What's New in December

December 4, 2023
Songs My Brother Taught Me


December 7


Close to Vermeer

Documentary | Art & Culture

(Dir. Suzanne Raes, 2023)

Close to Vermeer

Suzanne Raes’s film follows curators, conservators, collectors, and experts in their joint mission to shine a new light on the elusive Dutch Master. This fascinating documentary reveals everything from the quiet diplomacy required to get the Vermeers to the Netherlands and the new technical knowledge gained by scanning the paintings layer by layer, to the shocking news that one work may not be by Vermeer after all. In the process, we discover how Vermeer was able to depict reality so differently from his contemporaries. 

 

Songs My Brothers Taught Me

Documentary | Art & Culture

(Dir. Chloe Zhao, 2015)

Songs My Brothers Taught Me

Johnny, a restless Lakota teen, and his little sister Jashaun live with their mother on the Pine Ridge Indian Reservation in South Dakota. While Johnny looks for ways to escape by moving to LA, Jashaun holds onto her faith in the community and the simple pleasures she finds there.


December 14


Final Cut

Horror | Comedy

(Dir. Michel Hazanavicius, 2023)

This wacky horror comedy, a remake of Japanese cult hit 'One Cut of the Dead', follows a director making a single-take, low-budget zombie flick in which the cast and crew, one by one, actually turn into zombies. Directed by Oscar winner Michel Hazanavicius ('The Artist') and serving up blood-soaked high farce par excellence, this film revels in its affectionate embrace of goofy genre fun.

 

Millennium Mambo

Drama | Romance

(Dir. Hou Hsiao-Hsien, 2001)

Hou Hsiao-hsien's stylish and seductive submersion into Taipei nightlife stars Shu Qi as an aimless bar hostess drifting away from her blowhard boyfriend and towards Jack Kao’s suave, sensitive gangster. Structured as a flashback from the then-future of 2011, it’s a transfixing trance-out of a movie, techno-scored and neon-lit with an undercurrent of turn-of-the-millennium ennui.


December 21


Bacurau

Action | Drama

(Dirs. Kleber Mendonça Filho, Juliano Dornelles, 2019)
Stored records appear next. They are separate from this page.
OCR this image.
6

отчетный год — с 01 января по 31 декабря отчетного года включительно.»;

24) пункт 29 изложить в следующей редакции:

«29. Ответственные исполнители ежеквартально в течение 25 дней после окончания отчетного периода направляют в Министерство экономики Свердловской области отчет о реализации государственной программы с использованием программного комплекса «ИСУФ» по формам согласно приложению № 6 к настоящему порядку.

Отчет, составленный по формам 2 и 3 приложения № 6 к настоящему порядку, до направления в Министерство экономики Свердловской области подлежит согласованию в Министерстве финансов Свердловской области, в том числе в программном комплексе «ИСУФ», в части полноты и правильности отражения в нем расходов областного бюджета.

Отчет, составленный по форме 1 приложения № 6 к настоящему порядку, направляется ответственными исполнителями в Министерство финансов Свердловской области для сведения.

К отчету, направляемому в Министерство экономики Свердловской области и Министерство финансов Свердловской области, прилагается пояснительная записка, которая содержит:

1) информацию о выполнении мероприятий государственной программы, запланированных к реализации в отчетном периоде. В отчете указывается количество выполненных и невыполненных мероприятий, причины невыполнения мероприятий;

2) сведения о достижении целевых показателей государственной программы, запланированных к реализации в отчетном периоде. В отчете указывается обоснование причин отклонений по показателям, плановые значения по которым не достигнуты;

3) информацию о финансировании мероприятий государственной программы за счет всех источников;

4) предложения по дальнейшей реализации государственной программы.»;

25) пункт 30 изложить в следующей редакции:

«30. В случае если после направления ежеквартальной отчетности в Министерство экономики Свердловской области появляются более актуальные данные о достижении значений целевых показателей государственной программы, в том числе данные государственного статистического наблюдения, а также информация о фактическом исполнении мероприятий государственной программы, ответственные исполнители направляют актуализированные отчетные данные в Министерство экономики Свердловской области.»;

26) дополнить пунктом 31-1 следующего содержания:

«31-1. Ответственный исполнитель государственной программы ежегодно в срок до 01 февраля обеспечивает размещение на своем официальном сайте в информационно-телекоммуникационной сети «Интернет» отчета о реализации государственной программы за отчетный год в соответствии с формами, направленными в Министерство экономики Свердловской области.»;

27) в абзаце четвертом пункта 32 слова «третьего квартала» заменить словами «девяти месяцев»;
Bacurau, a small village in Brazil, mourns the loss of its matriarch, Carmelita, who lived to be 94. Days later, its inhabitants notice that their village has literally vanished from most maps and a UFO-shaped drone starts flying overhead.

 

Tokyo Pop

Music | Comedy 

(Dir. Fran Rubel Kuzui, 1988)

Aspiring rocker Wendy (Carrie Hamilton) hops on a plane to Tokyo with dreams of making it big. She forms a romantic and musical connection with Hiro (Diamond Yukai), whose band is looking for a lead singer and their big break. This underseen '80s indie gem by Fran Rubel Kuzui ('Buffy the Vampire Slayer') offers a breezy tour through bubble era Tokyo with knowing nods its vibrant pop culture.


December 28


Please, Not Now!

Romance | Comedy 

(Dir. Roger Vadim, 1961)

Brigitte Bardot stars in this madcap romantic comedy, seen through the fetishizing lens of Roger Vadim. Sophie (Bardot), a flighty young model, learns that her boyfriend is planning to leave her for another woman. She resolves to either win him back or assassinate her rival. A handsome doctor assists her with the former plan so that she won't have to resort to the latter.

 

Two Small Bodies

Thriller | Romance

(Dir. Beth B, 1993)

After the disappearance of her two children, a nightclub hostess (Suzy Amis) is confronted in her home by an aggressive police lieutenant (Fred Ward) who subjects her to a series of ruthless interrogations. Directed by Beth B and based on the play by Neal Bell, 'Two Small Bodies' manages to be both a psychological thriller and a provocative dissection of the politics of sex and power.